SYさんは生命保険会社に40年以上勤務する大ベテランの営業ウーマン。若い頃からバリバリ活躍して来られたそうです。これまで健康が自慢で大病もなく過ごしてきたそうですが、5年ほど前から少しずつ左の下肢に違和感が出てきて、とうとう階段の上り下りに支障が出るほどになってしまいました。

SYさんの症状は主に左下肢の痛みです。特に左殿部の鈍痛、痛みで左膝を真っすぐに伸ばすことが出来ないこと、左足の指に力が入らないので歩行に支障が出ていることなどでした。写真からは分かりにくいですが、左膝から大腿部にかけて酷い浮腫があり、夏だというのに左の下肢が冷えて辛いということでした。

ちなみに、SYさんの歩く姿があまりにも痛々しいので、職場の同僚にも心配されていたようです。

この左下肢の不調に対してどんな対策を取ってきたのか聞いてみると、左膝が痺れ出した5月下旬から、ペインクリニックに行って2日に1回レーザー治療を受けていたそうです。それにもかかわらず、徐々に悪化してきているとのことでした。

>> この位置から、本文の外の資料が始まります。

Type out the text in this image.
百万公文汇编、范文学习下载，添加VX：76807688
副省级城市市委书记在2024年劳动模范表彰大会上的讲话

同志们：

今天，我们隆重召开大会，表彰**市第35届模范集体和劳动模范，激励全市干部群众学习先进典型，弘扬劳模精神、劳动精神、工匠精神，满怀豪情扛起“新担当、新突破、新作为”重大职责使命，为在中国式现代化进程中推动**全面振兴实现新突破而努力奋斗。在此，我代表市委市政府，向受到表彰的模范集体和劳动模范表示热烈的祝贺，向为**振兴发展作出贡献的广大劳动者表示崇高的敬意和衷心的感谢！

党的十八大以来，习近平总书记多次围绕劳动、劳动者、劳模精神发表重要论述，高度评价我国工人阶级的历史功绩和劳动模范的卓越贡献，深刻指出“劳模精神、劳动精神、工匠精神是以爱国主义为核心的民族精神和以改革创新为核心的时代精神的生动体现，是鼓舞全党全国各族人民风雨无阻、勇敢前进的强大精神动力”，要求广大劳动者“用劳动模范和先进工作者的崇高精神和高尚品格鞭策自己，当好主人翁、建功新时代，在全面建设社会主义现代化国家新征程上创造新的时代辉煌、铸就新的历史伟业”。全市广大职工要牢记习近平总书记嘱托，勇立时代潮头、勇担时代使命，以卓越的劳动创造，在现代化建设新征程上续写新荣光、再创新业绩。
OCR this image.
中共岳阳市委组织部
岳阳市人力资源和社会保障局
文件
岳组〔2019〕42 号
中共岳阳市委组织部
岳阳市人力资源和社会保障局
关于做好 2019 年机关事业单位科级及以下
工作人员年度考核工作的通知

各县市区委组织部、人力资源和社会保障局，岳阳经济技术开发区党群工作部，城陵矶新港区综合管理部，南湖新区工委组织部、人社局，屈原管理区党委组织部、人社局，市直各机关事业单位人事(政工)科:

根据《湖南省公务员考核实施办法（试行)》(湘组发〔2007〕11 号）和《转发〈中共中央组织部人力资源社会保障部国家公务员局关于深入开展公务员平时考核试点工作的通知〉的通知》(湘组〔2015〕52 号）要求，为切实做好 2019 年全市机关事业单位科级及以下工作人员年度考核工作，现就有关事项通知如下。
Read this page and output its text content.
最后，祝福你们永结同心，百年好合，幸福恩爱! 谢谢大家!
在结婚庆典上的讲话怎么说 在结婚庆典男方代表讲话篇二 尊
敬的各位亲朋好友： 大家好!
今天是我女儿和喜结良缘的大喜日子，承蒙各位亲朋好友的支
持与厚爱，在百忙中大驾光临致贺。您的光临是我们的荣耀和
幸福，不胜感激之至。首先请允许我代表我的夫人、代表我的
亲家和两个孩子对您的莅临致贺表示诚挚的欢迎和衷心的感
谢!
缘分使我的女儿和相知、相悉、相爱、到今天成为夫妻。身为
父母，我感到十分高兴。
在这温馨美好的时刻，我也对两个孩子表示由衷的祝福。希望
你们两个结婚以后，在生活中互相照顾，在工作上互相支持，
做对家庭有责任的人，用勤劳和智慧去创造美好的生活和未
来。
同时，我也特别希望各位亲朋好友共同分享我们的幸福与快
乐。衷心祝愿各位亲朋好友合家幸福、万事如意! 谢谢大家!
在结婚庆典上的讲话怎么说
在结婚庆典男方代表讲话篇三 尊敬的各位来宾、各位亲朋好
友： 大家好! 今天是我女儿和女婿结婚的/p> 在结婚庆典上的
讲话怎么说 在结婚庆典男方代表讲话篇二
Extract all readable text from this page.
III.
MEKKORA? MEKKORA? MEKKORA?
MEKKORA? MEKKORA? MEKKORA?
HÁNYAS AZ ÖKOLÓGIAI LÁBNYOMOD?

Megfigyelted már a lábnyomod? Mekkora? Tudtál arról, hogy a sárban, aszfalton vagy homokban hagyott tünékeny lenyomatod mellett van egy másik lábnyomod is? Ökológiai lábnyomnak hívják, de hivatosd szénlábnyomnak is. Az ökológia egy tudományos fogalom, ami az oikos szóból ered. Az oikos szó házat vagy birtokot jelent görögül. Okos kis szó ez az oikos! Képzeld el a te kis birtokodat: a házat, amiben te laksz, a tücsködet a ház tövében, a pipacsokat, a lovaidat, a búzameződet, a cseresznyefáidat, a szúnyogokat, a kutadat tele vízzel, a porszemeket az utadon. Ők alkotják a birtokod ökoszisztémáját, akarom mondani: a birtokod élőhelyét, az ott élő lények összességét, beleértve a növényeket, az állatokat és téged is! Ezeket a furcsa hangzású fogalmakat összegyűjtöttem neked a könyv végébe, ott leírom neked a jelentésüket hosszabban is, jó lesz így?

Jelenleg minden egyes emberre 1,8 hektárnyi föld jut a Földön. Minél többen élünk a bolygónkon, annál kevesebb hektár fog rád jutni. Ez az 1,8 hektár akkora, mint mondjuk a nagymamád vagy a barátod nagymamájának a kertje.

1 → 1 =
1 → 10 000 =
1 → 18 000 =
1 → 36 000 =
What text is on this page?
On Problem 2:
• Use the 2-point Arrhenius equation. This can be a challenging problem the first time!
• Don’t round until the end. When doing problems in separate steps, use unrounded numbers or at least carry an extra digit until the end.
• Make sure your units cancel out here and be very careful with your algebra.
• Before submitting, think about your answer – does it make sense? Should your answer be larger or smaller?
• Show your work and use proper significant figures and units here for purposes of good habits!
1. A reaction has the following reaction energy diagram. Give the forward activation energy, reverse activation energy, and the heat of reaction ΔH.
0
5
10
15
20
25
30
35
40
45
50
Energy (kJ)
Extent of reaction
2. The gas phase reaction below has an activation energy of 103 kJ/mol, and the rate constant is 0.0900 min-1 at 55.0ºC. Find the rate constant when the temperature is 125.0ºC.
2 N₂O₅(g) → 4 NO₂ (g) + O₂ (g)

特に長時間座っている姿勢から立ち上がる時に痛みが激しくなることが多く、知人の紹介で当院にたどり着いたのです。

初回来院時の写真①(立位)を見ると、直立時に目立つのは上体が右に片寄っていることくらいです。両膝を曲げて、いわゆる運動をする時の構える姿勢を取ってもらうと(写真②・膝屈曲姿勢)、左膝で踏ん張りが効かないため、右膝だけで曲げているのがわかりました。

いい姿勢でいこう臨床編3写真1
写真①

いい姿勢でいこう臨床編3写真
写真②

頸椎、胸椎、仙腸関節のサブラクセーションにアジャストを行い、写真と姿勢習慣のアンケートを照らし合わせ、以下の姿勢指導をしました。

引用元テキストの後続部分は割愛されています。